A bill co-sponsored by Reps. Charlie Norwood (R-Ga.) and John D. Dingell (D-Mich.) that would give patients broad legal rights passed the House in 1999 with support from 68 Republicans. However, many of those Republicans signaled their willingness to compromise by also voting for more limited versions of the legislation.
Those Republicans are considered likely candidates for supporting a bill backed by the White House and the GOP leaders who would allow patients' lawsuits in more limited circumstances. According to an analysis by Congressional Quarterly, 21 Republicans voted only for the Norwood-Dingell bill and not for the weaker versions in 1999. And of those, only 17 still are in Congress.
Bush has joined the efforts to win over Republicans to the alternative he favors, inviting groups of lawmakers to the White House to discuss the issue. Still, GOP leadership sources acknowledge it will be tough to pry support away from the broader bill.
"I'm not going to tell you they have the votes yet, because I don't think they do," said John Feehery, press secretary to House Speaker J. Dennis Hastert (R-Ill.).
But Armey, interviewed on "Fox News Sunday," said Republicans would benefit this year from something they lacked in 1999: a good alternative to the Democratic bill. This year, Armey said, the Republican alternative would protect patients' rights without raising health insurance costs as much as the Norwood-Dingell bill.
Much of the rest of the congressional session will be dominated by budget decisions: drafting the 13 appropriations bills needed to keep the government running after the new fiscal year begins Oct. 1.
The challenge facing both parties is that spending pressures from both sides of the aisle threaten to push the budget back into deficit. Already, House versions of several appropriations bills exceed Bush's requests.
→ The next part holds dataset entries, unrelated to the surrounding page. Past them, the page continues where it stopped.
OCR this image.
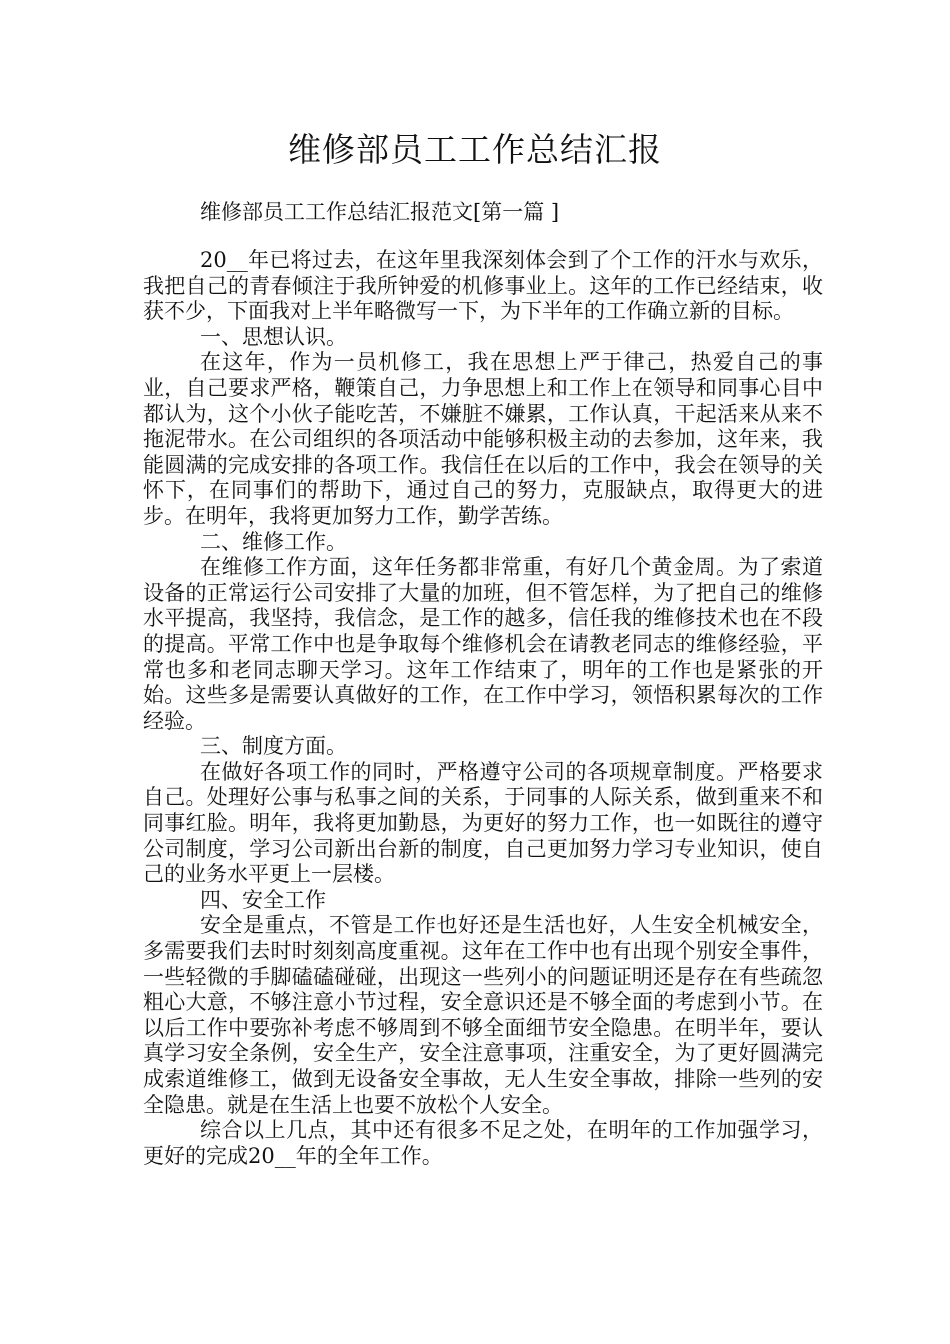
维修部员工工作总结汇报
维修部员工工作总结汇报范文[第一篇 ]

20__年已将过去，在这年里我深刻体会到了个工作的汗水与欢乐，我把自己的青春倾注于我所钟爱的机修事业上。这年的工作已经结束，收获不少，下面我对上半年略微写一下，为下半年的工作确立新的目标。

一、思想认识。

在这年，作为一员机修工，我在思想上严于律己，热爱自己的事业，自己要求严格，鞭策自己，力争思想上和工作上在领导和同事心目中都认为，这个小伙子能吃苦，不嫌脏不嫌累，工作认真，干起活来从来不拖泥带水。在公司组织的各项活动中能够积极主动的去参加，这年来，我能圆满的完成安排的各项工作。我信任在以后的工作中，我会在领导的关怀下，在同事们的帮助下，通过自己的努力，克服缺点，取得更大的进步。在明年，我将更加努力工作，勤学苦练。

二、维修工作。

在维修工作方面，这年任务都非常重，有好几个黄金周。为了索道设备的正常运行公司安排了大量的加班，但不管怎样，为了把自己的维修水平提高，我坚持，我信念，是工作的越多，信任我的维修技术也在不段的提高。平常工作中也是争取每个维修机会在请教老同志的维修经验，平常也多和老同志聊天学习。这年工作结束了，明年的工作也是紧张的开始。这些多是需要认真做好的工作，在工作中学习，领悟积累每次的工作经验。

三、制度方面。

在做好各项工作的同时，严格遵守公司的各项规章制度。严格要求自己。处理好公事与私事之间的关系，于同事的人际关系，做到重来不和同事红脸。明年，我将更加勤恳，为更好的努力工作，也一如既往的遵守公司制度，学习公司新出台新的制度，自己更加努力学习专业知识，使自己的业务水平更上一层楼。

四、安全工作

安全是重点，不管是工作也好还是生活也好，人生安全机械安全，多需要我们去时时刻刻高度重视。这年在工作中也有出现个别安全事件，一些轻微的手脚磕磕碰碰，出现这一些列小的问题证明还是存在有些疏忽粗心大意，不够注意小节过程，安全意识还是不够全面的考虑到小节。在以后工作中要弥补考虑不够周到不够全面细节安全隐患。在明半年，要认真学习安全条例，安全生产，安全注意事项，注重安全，为了更好圆满完成索道维修工，做到无设备安全事故，无人生安全事故，排除一些列的安全隐患。就是在生活上也要不放松个人安全。

综合以上几点，其中还有很多不足之处，在明年的工作加强学习，更好的完成20__年的全年工作。
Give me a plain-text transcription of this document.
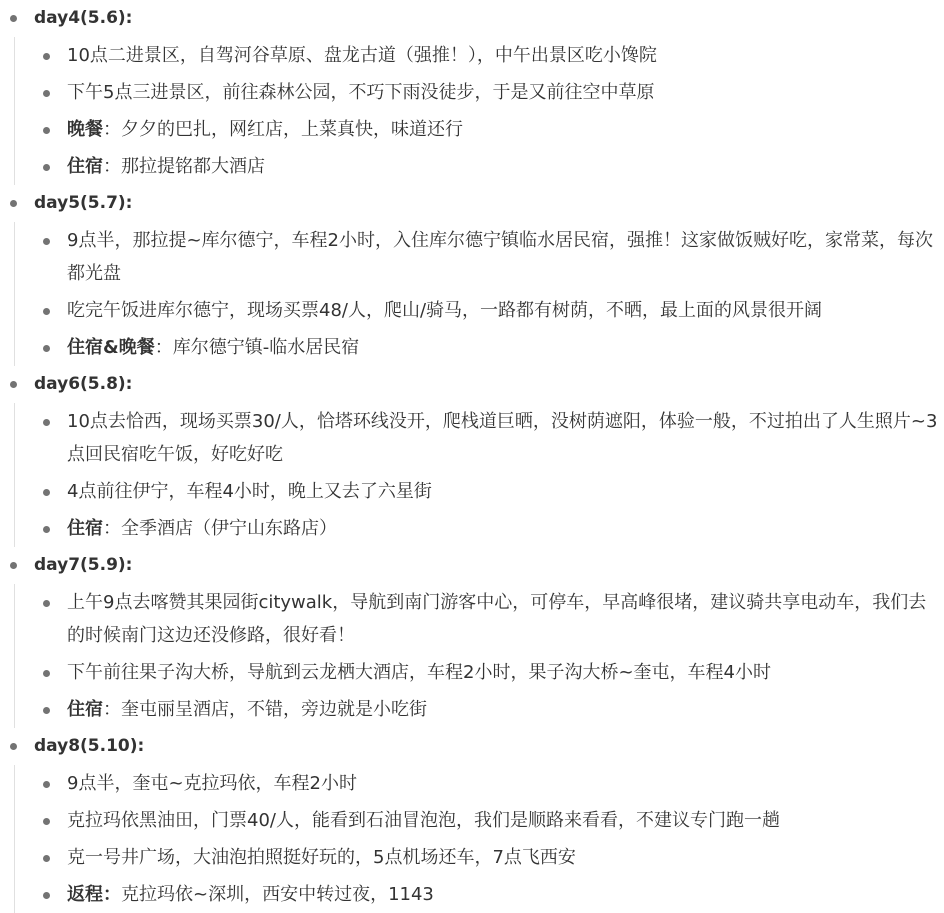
day4(5.6):
10点二进景区，自驾河谷草原、盘龙古道（强推！），中午出景区吃小馋院
下午5点三进景区，前往森林公园，不巧下雨没徒步，于是又前往空中草原
晚餐：夕夕的巴扎，网红店，上菜真快，味道还行
住宿：那拉提铭都大酒店
day5(5.7):
9点半，那拉提~库尔德宁，车程2小时，入住库尔德宁镇临水居民宿，强推！这家做饭贼好吃，家常菜，每次都光盘
吃完午饭进库尔德宁，现场买票48/人，爬山/骑马，一路都有树荫，不晒，最上面的风景很开阔
住宿&晚餐：库尔德宁镇-临水居民宿
day6(5.8):
10点去恰西，现场买票30/人，恰塔环线没开，爬栈道巨晒，没树荫遮阳，体验一般，不过拍出了人生照片~3点回民宿吃午饭，好吃好吃
4点前往伊宁，车程4小时，晚上又去了六星街
住宿：全季酒店（伊宁山东路店）
day7(5.9):
上午9点去喀赞其果园街citywalk，导航到南门游客中心，可停车，早高峰很堵，建议骑共享电动车，我们去的时候南门这边还没修路，很好看！
下午前往果子沟大桥，导航到云龙栖大酒店，车程2小时，果子沟大桥~奎屯，车程4小时
住宿：奎屯丽呈酒店，不错，旁边就是小吃街
day8(5.10):
9点半，奎屯~克拉玛依，车程2小时
克拉玛依黑油田，门票40/人，能看到石油冒泡泡，我们是顺路来看看，不建议专门跑一趟
克一号井广场，大油泡拍照挺好玩的，5点机场还车，7点飞西安
返程：克拉玛依~深圳，西安中转过夜，1143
Sen. Kent Conrad (D-N.D.), chairman of the Senate Budget Committee, also is warning that the $1.35-trillion tax cut enacted at Bush's behest has put Congress on track to dip into Social Security and Medicare trust funds unless lawmakers exercise a restraint on spending that so far has been lacking.
Although Congress routinely dipped into these funds in the past, doing so after the government had nudged back into a surplus could be politically dicey. As a result, the White House will be expecting the House GOP leaders to rein in spending as much as they can.